The U.S. began supporting the Syrian Democratic Forces in October 2015 after attempting to oust Syrian President Bashar al-Assad with CIA support for rebels whose increasingly Islamist tendencies alienated Western support throughout the conflict. Unlike the Syrian opposition, the Syrian Democratic Forces have not explicitly forsaken the government and were focused on defeating ISIS, which had largely overtaken the insurgency and begun sweeping through Kurdish homelands.

Around the same time that the Pentagon began assisting the Syrian Democratic Forces, Russia entered Syria's civil war at the request of Assad, whose armed forces and their Iran-backed militia allies had been forced to withdraw to the country's west coast. Since then, the Syrian military and its partners have managed to regain most of the country from both rebels and jihadis, while the Syrian Democratic Forces have secured separate stretches of former ISIS-held territory in the north and northeast.

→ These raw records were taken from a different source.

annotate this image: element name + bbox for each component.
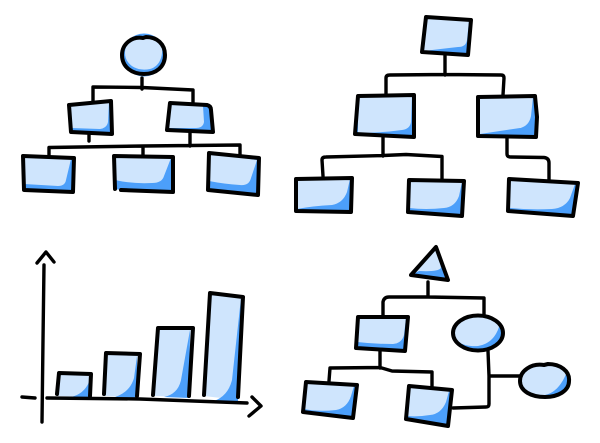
connectors: square chart (322, 55, 549, 180)
box: bottom row middle (114, 156, 173, 192)
icon: ellipse leaf node (520, 364, 570, 398)
panel: org chart with circle top (23, 34, 259, 195)
box: bottom row left (23, 156, 74, 192)
icon: triangle (411, 247, 448, 280)
connectors: mixed chart (329, 282, 520, 408)
connectors: circle chart (49, 78, 240, 155)
panel: mixed shapes chart (303, 247, 570, 426)
arrow: vertical axis (37, 252, 54, 422)
box: bottom row third (508, 179, 578, 216)
bar 4 (204, 293, 243, 401)
bar 2 (104, 353, 140, 398)
panel: org chart with square top (296, 17, 578, 216)
box: second row right (167, 103, 213, 132)
box: bottom row right (406, 386, 452, 426)
panel: bar chart (22, 252, 261, 422)
axis tick (22, 397, 35, 398)
box: bottom row left (303, 382, 357, 418)
box: bottom row second (408, 180, 464, 216)
box: bottom row right (208, 153, 259, 195)
icon: top circle (122, 34, 166, 76)
bar 1 (57, 373, 91, 397)
box: second row left (69, 101, 112, 134)
arrow: horizontal axis (47, 397, 261, 416)
box: top square (422, 17, 471, 55)
bar 3 (153, 328, 193, 398)
box: second row left (355, 95, 414, 137)
box: second row (356, 317, 408, 351)
box: bottom row first (296, 178, 352, 212)
icon: ellipse node (453, 316, 503, 350)
box: second row right (478, 96, 537, 137)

The Syrian military also launched a battle against the final remnants of ISIS influence. The Syrian military has in recent months retaken the once rebel-controlled suburbs of eastern Ghouta outside of Damascus and most of the country's southwest, defeating insurgents and ISIS fighters in both. The official Syrian Arab News Agency reported on a government offensive against the militants in the desert of Al-Sweida province. Meanwhile, the pro-opposition, U.K.-based Syrian Observatory for Human Rights noted intense clashes between the Syrian military and ISIS in the central province of Homs.

That front is located near a unilaterally declared U.S. military base surrounding the Al-Tanf region. Russia, Iran and Syria have accused Washington of using the installation to protect jihadis, something it has routinely denied. The U.S.-led coalition does, however, assist the Maghawir al-Thawra, one of the last insurgent groups in this part of Syria. In the northwest, a looming Syrian offensive against Idlib province has revived U.S. threats of military action in spite of Russian warnings.

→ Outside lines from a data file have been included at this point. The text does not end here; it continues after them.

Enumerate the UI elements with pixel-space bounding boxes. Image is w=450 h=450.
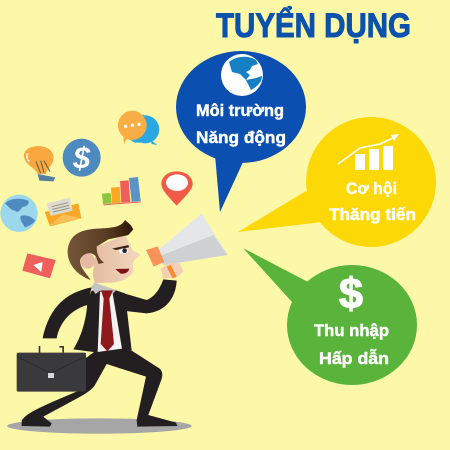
label: Thu nhập: Thu nhập: [314, 322, 389, 340]
arm holding briefcase: [43, 287, 92, 338]
tie: [101, 290, 114, 351]
icon: globe: [0, 195, 38, 232]
briefcase: [17, 346, 86, 392]
floating icons: [0, 111, 193, 232]
eye and brow: [112, 245, 129, 254]
label: Môi trường: Môi trường: [196, 102, 284, 120]
icon: dollar coin: [63, 139, 101, 177]
label: Hấp dẫn: Hấp dẫn: [319, 349, 389, 368]
label: Thăng tiến: Thăng tiến: [329, 206, 416, 224]
legs: [22, 350, 177, 427]
icon: dollar sign: $: [339, 270, 363, 318]
speech bubble: Cơ hội Thăng tiến: [238, 117, 436, 247]
speech bubble: Thu nhập Hấp dẫn: [243, 248, 417, 385]
businessman with megaphone: [7, 213, 228, 434]
label: Cơ hội: Cơ hội: [346, 180, 397, 198]
megaphone: [146, 213, 228, 267]
title: TUYỂN DỤNG: [216, 7, 411, 45]
icon: envelope: [45, 198, 81, 226]
icon: location pin: [161, 171, 193, 206]
icon: white globe: [221, 54, 263, 96]
jacket: [73, 290, 132, 352]
icon: dollar coin: $: [72, 142, 91, 176]
icon: bar chart: [102, 177, 141, 205]
neck and face: [93, 235, 141, 283]
mouth: [115, 269, 129, 274]
shirt: [98, 292, 122, 352]
icon: chat bubbles: [118, 111, 159, 145]
collar: [91, 283, 116, 294]
speech bubble: Môi trường Năng động: [176, 51, 306, 212]
raised arm: [115, 279, 177, 313]
icon: red video card: [22, 253, 56, 278]
ground shadow: [7, 418, 192, 434]
icon: light bulb: [24, 146, 55, 181]
hair: [68, 220, 133, 280]
icon: growth chart: [338, 134, 399, 170]
label: Năng động: Năng động: [196, 129, 286, 147]
hand and handle: [161, 263, 183, 278]
ear: [80, 253, 95, 269]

A map shows areas of control in Syria as of September 5. The Islamic State militant group, or ISIS, has been wiped out almost entirely by the U.S.-backed Syrian Democratic Forces and the Syrian military, which is supported by Russia and Iran. Institute for the Study of War/Reuters
A map details a potential upcoming Syrian military operation to retake Idlib province, in Syria, which is dominated by the jihadi coalition of Hayat Tahrir al-Sham. Institute for the Study of War/Suriye Gundemi/Reuters

The U.S. has twice struck Syrian government sites in the past year and a half, in response to alleged chemical weapons attacks that Russia, Iran and Syria have dismissed or blamed on local actors conspiring with Western powers. U.S. national security adviser John Bolton has warned that Syria may be preparing a chemical weapons attack and said Monday that the U.S. has "been in consultation with the British and the French, who joined us in the second strike, and they also agree that another use of chemical weapons will result in a much stronger response."

On Tuesday, Secretary of Defense James Mattis told reporters that Assad "has been warned. And so we'll see if he's wised up." The Syrian leader has demanded that U.S. and Turkey withdraw from the conflict immediately, considering only Russia and Iran to be legitimate international partners.

Russia has claimed that the latest rhetoric served as evidence that the West was plotting with Syrian militants to stage a poison gas attack in order to draw foreign military action. Moscow recently conducted its largest exercise in the nearby Mediterranean Sea, and Russian Deputy Foreign Minister Sergei Ryabkov referred to recent U.S. statements regarding possible intervention as "absolutely the policy of threats and blackmail."

In addition to public U.S. statements, a Monday report from The Wall Street Journal suggested that Trump may consider striking Russian, Iranian and Syrian targets in retaliation for a chemical weapons attack. Kremlin spokesperson Dmitry Peskov responded directly to this report, saying, "We don't take media reports seriously because they have completely discredited themselves," according to the state-run Tass Russian News Agency. "We focus on official statements," he added.